The public part of 8 was all automats, even the sleeperies—no enterprising station freeshop types behind the counters, even for the minim shifts that Health & Rehab would let a stationer work on 8. It was robot territory, just stick your card in a slot and you got a sleepery room or a sandwich or the swill that passed here for bourbon whiskey: but that was all right for a start, everything was cheaper than helldeck and your whole sense of taste was off, anyway, for the first bit you got used to refinery air.
You found no luxury here that didn’t come out of an automatic dispenser, unless you were working for the company—in which case you saw a whole other class of accommodations, the adverts said: they said a whole lot better came out of the vending machines behind those doors—but Bird had never seen it. ‘Driver crew an
d Shepherds didn’t need the waystops that miners did—if they were up here they were slumming, on a 1-hour down from some business in the mast; but generally they went straight to helldeck, where big ship officers and tech crew had cushy little clubs and free booze, and Access with all sorts of perks on the company computers.
Adverts said you could get at least a sniff of those perks, even as a miner—if you let the company own your ship and provide your basics; but that meant the company could also decide when you were too old or you didn’t fit some profile, and then you were out, goodbye and good luck, while some green fool got your ship. God help you, too, if Mama decided you weren’t prime crew on that ship, and some company-assigned prime crew got shunted out to work tender-duty for three years at a ‘driver site—which effectively dumped all the relief crews back at the Refinery onto the no-perks basics, to do time-share in a plastics factory. Work for the company and you could fill in your time swabbing tanks in the chemicals division til you got too old, and then they set you down on retirement-perks and let you sweep floors in some company plant to earn your extras.

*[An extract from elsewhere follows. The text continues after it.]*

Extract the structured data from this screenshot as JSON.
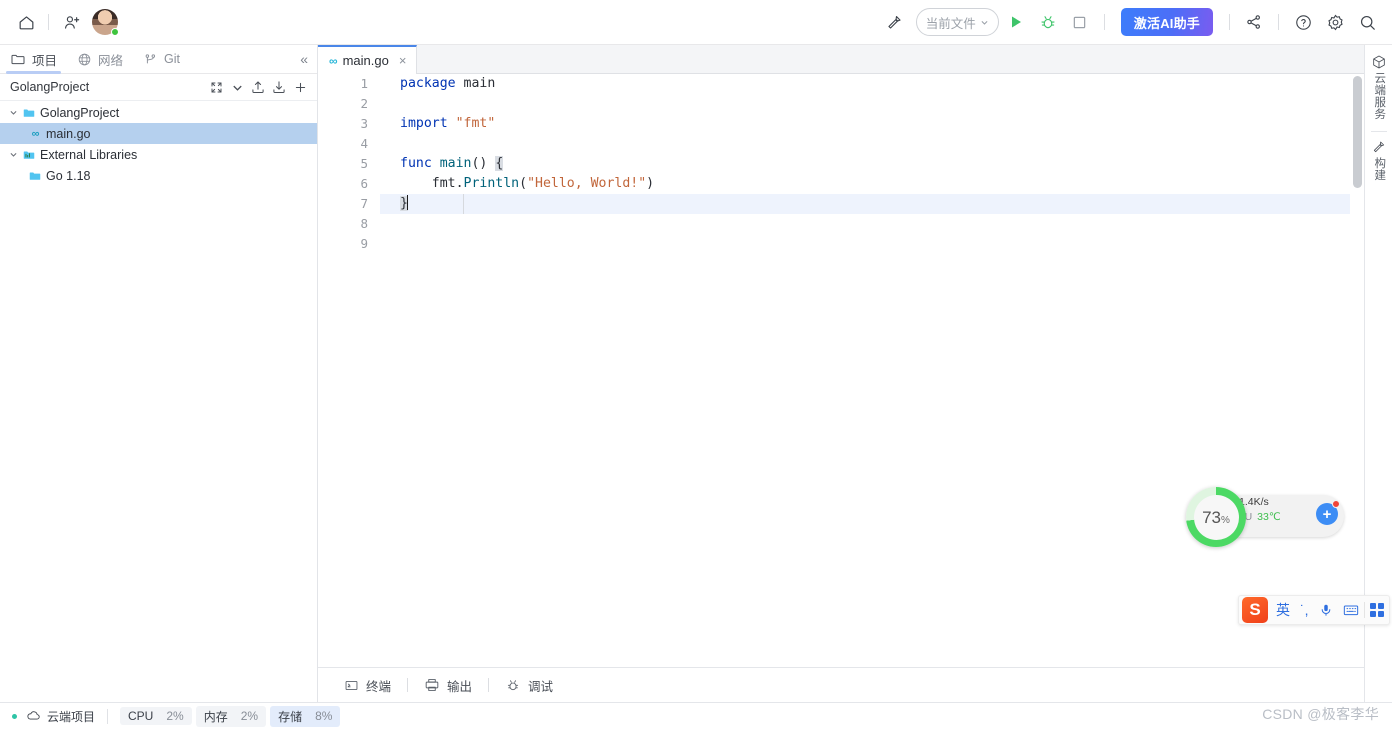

Hell, no. Not this old miner.
But a lot of years he had been coming back to 8, and he’d seen changes—or maybe he had felt livelier once upon a time. 8 these days echoed to footsteps, not to music and voices. The bright posters had all gone years ago, the month the company had gone over to paperless records-keeping. The company favored gray paint or institution green, except for pipes that came wrapped with hazard yellow and black.

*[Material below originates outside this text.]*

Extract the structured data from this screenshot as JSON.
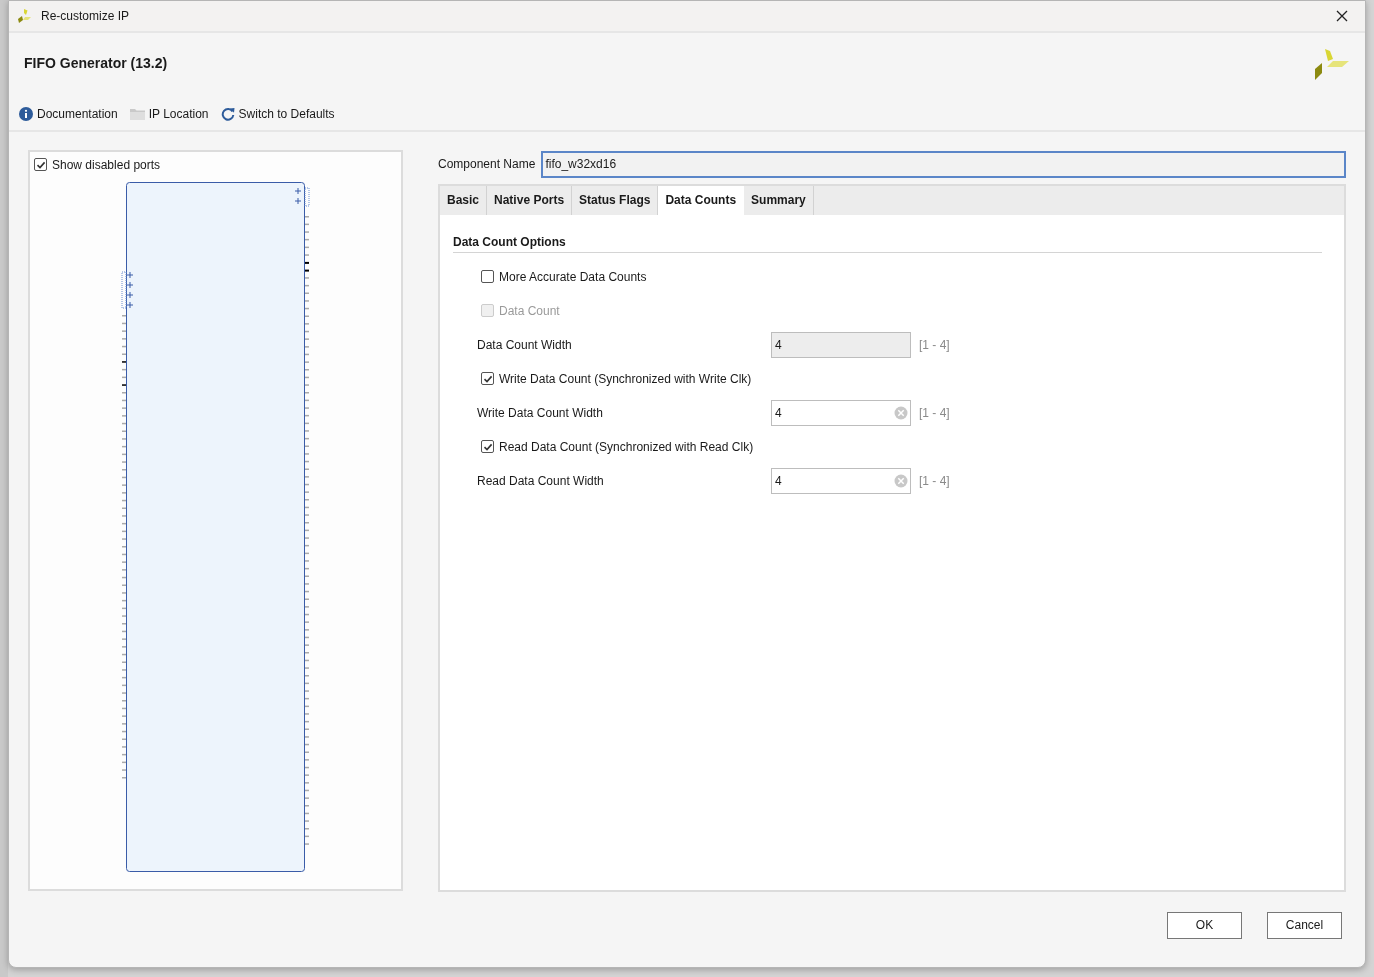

You used to get the unofficial bills here too, the pasteups that would appear overnight—saying things like TOWNEY LIES and FREE PRATT & MARKS—Mama hadn’t liked those in the best days, nossir, the bills that said things like EQUAL ACCESS and the take-one flyers that used to give you the news the company wouldn’t. They’d all gone. No paper.
You still found the old barred circle, you still found PEACE and FREE EMIGRATION scratched in restroom plastic, right alongside the stuff you could figure Neanderthals must’ve carved in Stone Age bathrooms—you found MINIM and RABRAD and SCREW THE CORP, along with other helpful suggestions in the toilets… far more frequent here than down on helldeck, he guessed because sanding down the panels in light g made a bitch of a lot of dust, and spray paint was as bad. Or maybe it was because Security didn’t come up here much and the ordinary maintenance crews were contributing to it too. So the crud and the slogans stayed in the bathrooms, not even covered by paint, while 8-deck got nastier and dirtier and showed its age like some miners he knew.